Vivre la montagne autrement : le métier de guide vu de l’intérieur

Le métier de guide de haute montagne : passion, engagement et expérience humaine

Guide de haute montagne, c’est bien plus qu’un métier : c’est choisir un mode de vie tourné vers la nature, l’aventure et le partage. À Courchevel comme ailleurs, chaque sortie en montagne est une expérience humaine forte, où se mêlent dépassement de soi, gestion du risque et émotions.

Qu’il s’agisse d’une ascension technique ou d’une initiation au ski de randonnée, à l’alpinisme… mon objectif est d’amener chaque personne à explorer pleinement ses capacités physiques, mentales et émotionnelles. La montagne offre un cadre unique pour sortir de l’instantanéité du quotidien et renouer avec l’essentiel.

Les relations humaines tissées en altitude sont authentiques et puissantes. La montagne ne fait pas de distinctions sociales, et dans cet environnement brut, les masques tombent. Ce lien peut parfois devenir une amitié sincère, dès lors que l’on accepte de se montrer tel que l’on est, avec humilité.
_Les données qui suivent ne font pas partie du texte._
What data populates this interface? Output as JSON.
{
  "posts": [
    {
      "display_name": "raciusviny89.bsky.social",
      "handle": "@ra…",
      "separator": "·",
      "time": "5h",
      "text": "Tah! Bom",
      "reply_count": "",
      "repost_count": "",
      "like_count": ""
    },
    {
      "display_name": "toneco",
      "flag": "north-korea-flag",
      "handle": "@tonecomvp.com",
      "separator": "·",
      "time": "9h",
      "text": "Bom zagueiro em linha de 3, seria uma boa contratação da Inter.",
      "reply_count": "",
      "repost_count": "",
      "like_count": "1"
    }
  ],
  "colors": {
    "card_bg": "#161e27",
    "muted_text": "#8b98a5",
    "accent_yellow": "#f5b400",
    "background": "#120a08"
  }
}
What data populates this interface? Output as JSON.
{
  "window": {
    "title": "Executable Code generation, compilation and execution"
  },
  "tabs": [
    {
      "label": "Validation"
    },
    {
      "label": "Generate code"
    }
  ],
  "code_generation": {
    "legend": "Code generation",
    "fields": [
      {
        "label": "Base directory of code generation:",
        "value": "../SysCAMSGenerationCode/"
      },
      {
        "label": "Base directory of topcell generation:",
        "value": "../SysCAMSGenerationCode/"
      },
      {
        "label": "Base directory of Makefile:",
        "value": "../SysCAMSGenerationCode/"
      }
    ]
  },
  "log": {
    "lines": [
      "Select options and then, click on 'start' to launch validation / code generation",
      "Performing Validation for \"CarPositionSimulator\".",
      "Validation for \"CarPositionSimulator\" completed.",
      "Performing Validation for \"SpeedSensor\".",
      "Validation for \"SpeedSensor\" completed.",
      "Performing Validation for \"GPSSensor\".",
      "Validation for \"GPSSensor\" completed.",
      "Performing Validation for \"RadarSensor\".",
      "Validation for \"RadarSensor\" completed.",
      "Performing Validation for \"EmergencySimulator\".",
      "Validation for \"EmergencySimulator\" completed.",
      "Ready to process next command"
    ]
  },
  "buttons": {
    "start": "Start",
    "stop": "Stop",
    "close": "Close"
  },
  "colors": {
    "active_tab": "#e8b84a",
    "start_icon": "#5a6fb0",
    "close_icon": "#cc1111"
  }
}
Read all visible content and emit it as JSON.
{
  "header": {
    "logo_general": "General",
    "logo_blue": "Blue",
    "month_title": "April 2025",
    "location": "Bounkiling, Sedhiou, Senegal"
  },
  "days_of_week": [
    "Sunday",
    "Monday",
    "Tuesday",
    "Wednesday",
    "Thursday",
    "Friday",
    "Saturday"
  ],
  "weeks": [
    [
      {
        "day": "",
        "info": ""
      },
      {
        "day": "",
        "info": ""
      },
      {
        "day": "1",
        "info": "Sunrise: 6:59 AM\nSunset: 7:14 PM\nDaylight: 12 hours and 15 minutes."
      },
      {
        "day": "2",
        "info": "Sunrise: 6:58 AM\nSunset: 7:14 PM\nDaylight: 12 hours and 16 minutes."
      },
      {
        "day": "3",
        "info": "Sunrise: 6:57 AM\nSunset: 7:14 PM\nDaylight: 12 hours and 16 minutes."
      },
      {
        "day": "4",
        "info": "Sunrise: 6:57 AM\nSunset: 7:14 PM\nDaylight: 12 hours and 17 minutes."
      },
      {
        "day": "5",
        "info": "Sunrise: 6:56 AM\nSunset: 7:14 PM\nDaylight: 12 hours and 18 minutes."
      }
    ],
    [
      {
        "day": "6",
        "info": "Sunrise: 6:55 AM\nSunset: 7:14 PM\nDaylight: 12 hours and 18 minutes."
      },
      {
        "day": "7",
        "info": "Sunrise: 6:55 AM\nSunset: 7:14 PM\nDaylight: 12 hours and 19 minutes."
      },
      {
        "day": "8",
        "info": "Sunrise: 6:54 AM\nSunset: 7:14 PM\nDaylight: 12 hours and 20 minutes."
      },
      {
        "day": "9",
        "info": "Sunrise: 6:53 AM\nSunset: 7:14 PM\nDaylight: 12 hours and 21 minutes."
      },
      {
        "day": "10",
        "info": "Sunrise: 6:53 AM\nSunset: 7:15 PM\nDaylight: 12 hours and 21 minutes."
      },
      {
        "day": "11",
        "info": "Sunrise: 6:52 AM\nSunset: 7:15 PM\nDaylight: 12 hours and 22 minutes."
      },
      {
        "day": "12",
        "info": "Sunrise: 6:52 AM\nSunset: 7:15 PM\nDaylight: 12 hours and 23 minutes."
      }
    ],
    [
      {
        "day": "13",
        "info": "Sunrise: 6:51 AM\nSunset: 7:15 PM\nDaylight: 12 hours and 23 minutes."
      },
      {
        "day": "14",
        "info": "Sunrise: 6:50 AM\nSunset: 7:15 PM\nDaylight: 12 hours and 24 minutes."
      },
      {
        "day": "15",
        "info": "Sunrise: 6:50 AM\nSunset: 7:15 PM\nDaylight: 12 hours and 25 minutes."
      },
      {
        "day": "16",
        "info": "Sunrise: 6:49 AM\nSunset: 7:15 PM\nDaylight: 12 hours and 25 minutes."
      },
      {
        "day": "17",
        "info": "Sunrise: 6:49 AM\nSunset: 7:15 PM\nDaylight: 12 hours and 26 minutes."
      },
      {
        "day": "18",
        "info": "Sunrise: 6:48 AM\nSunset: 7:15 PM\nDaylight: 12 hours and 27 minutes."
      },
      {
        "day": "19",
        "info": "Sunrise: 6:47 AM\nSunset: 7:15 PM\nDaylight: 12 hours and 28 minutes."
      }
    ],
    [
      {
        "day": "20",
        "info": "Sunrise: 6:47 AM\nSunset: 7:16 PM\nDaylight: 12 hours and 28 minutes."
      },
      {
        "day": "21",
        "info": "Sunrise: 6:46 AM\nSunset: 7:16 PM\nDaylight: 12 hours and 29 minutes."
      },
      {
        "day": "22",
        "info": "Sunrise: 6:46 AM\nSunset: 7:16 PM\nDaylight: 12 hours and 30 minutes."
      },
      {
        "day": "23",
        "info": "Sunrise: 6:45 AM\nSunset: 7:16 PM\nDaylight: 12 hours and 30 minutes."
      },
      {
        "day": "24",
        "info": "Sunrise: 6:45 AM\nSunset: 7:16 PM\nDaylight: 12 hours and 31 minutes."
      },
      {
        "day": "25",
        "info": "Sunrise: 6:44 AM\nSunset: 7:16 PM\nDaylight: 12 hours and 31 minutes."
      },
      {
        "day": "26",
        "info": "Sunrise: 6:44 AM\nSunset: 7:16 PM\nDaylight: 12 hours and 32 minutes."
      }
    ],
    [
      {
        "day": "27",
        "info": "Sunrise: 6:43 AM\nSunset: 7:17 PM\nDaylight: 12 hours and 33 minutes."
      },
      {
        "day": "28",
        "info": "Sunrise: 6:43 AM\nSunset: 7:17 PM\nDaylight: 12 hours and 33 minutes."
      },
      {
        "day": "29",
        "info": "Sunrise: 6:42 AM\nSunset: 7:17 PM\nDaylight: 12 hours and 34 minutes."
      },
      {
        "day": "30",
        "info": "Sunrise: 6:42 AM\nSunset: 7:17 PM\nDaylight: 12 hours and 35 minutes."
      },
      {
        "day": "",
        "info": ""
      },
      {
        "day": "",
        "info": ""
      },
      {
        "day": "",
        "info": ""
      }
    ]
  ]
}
Une passion en tension avec l’environnement

Guides et passionnés de montagne doivent aussi faire face à une contradiction : notre présence en altitude, nos déplacements, et l’activité elle-même ont un impact écologique. Même en évitant l’avion depuis des années, je reste conscient que la montagne subit notre fréquentation. C’est un questionnement permanent.

Trouver l’équilibre entre passion et vie personnelle

Guider est une activité exigeante mais hautement gratifiante. Elle peut devenir presque addictive. L’équilibre avec la vie familiale ou personnelle est souvent difficile à trouver. Il existe d’ailleurs un adage bien connu entre guides : « La différence entre Dieu et un guide ? Dieu, lui, ne se prend pas pour un guide ! »

La montée d’adrénaline, les émotions intenses, le plaisir du mouvement et du paysage : tout cela nous attire inexorablement. Comme un besoin viscéral.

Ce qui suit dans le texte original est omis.